Mannophryne oblitterata
- Conservation status: Near Threatened (IUCN 3.1)

Scientific classification
- Kingdom: Animalia
- Phylum: Chordata
- Class: Amphibia
- Order: Anura
- Family: Aromobatidae
- Genus: Mannophryne
- Species: M. oblitterata
- Binomial name: Mannophryne oblitterata (Rivero, 1984)
- Synonyms: Colostethus guatopoensis Dixon & Rivero-Blanco, 1985

= Mannophryne oblitterata =

- Authority: (Rivero, 1984)
- Conservation status: NT
- Synonyms: Colostethus guatopoensis Dixon & Rivero-Blanco, 1985

Species of frog

Mannophryne oblitterata is a species of frog in the family Aromobatidae. It is endemic to Venezuela.

==Habitat==
This diurnal, riparian frog lives near streams on mountains and in low places. It has also been found in metal water culverts, so scientists believe it may tolerate some habitat disturbance. Scientists saw the frog between 131 and 734 meters above sea level.

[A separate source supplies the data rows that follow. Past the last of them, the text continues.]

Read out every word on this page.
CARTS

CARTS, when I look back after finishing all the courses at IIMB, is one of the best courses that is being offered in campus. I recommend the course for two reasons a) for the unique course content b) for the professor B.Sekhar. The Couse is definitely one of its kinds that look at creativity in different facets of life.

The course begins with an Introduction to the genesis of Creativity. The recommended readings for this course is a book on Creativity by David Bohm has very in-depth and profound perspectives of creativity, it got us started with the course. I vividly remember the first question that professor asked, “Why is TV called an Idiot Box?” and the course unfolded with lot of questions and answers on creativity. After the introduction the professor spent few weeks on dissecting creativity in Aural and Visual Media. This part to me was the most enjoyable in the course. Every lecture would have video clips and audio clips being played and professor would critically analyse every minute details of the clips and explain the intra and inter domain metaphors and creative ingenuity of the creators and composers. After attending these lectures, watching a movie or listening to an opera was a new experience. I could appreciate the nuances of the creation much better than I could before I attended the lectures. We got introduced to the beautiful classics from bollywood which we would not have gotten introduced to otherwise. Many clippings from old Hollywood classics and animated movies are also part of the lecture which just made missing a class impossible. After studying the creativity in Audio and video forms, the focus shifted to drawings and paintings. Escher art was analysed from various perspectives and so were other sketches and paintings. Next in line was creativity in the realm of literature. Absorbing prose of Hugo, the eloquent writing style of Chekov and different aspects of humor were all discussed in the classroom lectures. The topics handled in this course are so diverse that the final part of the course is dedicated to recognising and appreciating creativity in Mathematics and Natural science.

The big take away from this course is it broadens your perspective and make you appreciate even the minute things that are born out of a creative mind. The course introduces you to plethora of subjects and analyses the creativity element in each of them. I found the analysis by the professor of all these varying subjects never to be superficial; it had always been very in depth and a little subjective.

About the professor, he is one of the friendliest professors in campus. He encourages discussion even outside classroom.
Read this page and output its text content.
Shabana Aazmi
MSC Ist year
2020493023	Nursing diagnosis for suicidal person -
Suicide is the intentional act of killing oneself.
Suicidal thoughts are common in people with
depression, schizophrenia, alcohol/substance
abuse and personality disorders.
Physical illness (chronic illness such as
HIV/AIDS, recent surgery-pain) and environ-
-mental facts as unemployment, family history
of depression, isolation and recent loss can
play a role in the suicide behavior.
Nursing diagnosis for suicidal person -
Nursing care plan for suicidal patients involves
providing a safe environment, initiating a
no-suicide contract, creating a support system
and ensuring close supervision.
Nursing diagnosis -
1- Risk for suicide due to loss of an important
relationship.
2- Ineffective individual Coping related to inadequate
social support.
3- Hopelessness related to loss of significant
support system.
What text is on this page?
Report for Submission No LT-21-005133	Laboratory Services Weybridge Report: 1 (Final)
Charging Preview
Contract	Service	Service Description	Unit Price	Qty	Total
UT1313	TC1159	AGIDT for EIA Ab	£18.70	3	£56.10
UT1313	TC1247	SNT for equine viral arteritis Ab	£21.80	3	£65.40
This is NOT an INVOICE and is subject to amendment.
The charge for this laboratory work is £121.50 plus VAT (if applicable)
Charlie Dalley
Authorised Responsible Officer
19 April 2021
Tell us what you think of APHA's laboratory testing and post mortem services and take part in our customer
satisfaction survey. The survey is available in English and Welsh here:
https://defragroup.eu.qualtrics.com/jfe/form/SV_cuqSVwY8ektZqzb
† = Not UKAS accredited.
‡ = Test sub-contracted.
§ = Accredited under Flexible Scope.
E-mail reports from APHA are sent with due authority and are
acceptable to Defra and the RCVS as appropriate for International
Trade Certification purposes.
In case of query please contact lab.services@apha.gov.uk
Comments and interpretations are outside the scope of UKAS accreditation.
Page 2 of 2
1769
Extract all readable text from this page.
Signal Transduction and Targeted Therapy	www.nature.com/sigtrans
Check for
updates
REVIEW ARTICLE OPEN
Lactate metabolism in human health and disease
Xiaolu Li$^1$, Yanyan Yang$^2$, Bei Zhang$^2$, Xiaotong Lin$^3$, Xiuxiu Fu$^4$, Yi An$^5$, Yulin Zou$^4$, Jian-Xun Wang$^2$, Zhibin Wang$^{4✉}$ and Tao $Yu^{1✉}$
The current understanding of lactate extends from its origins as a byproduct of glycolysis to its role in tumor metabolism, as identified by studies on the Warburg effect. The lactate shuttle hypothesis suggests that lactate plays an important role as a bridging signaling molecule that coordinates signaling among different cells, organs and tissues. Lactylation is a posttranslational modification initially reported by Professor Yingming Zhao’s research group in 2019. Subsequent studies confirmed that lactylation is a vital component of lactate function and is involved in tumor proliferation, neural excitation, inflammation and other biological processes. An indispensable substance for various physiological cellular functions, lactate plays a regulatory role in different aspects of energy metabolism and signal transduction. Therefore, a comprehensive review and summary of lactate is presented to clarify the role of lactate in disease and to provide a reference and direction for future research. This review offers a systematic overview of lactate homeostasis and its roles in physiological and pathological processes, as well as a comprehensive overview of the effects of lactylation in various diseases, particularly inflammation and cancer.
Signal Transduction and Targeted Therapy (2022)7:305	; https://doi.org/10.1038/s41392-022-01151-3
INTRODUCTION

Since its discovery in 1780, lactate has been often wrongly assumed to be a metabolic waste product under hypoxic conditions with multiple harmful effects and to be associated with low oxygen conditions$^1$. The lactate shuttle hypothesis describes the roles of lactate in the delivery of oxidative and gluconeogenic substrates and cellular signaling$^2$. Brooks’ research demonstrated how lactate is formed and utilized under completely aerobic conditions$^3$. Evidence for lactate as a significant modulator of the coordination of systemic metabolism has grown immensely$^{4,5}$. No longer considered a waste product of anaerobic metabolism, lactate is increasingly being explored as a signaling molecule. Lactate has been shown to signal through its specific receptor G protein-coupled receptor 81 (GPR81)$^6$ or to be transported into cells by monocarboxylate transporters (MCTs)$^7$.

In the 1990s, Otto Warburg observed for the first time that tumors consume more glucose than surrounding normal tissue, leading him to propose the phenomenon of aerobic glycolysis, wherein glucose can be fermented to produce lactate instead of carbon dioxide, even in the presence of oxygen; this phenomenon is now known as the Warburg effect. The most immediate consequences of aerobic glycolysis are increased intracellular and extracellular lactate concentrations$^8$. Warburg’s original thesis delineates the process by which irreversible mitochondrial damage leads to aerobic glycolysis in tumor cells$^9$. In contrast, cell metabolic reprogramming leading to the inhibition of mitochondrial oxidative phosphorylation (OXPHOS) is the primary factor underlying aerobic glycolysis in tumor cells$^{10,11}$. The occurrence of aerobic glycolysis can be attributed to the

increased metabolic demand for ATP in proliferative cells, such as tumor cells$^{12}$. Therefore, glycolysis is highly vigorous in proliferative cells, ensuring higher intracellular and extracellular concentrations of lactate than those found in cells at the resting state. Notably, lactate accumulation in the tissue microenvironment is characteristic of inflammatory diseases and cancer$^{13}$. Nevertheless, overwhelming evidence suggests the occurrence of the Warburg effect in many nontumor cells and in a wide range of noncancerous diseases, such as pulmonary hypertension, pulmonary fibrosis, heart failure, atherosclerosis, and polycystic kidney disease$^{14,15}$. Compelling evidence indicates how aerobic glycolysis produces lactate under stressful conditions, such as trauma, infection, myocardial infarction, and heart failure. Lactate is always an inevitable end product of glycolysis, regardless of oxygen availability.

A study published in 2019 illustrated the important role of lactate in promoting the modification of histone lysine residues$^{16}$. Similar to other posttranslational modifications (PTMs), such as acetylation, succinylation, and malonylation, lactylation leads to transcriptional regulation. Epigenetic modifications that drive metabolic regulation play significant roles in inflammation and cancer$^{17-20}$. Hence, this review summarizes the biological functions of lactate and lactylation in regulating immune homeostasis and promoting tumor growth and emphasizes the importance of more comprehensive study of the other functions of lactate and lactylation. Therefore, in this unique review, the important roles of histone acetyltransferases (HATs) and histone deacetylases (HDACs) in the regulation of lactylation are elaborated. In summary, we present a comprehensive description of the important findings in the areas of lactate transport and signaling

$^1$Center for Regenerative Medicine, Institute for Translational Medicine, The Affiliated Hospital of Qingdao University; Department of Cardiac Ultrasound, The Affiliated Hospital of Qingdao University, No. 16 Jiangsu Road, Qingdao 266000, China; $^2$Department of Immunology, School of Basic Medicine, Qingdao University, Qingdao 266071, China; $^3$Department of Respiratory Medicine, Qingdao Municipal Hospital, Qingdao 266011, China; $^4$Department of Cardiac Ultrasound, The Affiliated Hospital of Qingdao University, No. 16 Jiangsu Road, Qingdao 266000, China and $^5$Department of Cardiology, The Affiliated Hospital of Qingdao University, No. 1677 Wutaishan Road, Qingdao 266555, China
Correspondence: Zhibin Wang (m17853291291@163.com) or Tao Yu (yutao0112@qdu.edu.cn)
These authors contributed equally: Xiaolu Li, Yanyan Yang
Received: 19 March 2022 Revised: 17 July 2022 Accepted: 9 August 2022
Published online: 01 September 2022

The frog's known range overlaps with one protected park: Guatopo National Park.

==Reproduction==
The male frogs hide under rocks and call to the female frogs. Scientists infer that the female frog lays eggs on the leaf litter near streams. After the eggs hatch, the male frogs carry the tadpoles to water.

==Threats==
This frog is classified as near threatend by the IUCN and as data deficient by the Venezuelan Fauna Red List. Its principal threats are habitat loss, including habitat loss in favor of agriculture. Scientists have not yet reported the fungus Batrachochytrium dendrobatidis on this species, so they do not know how much of a threat the fungal disease chytridiomycosis may pose.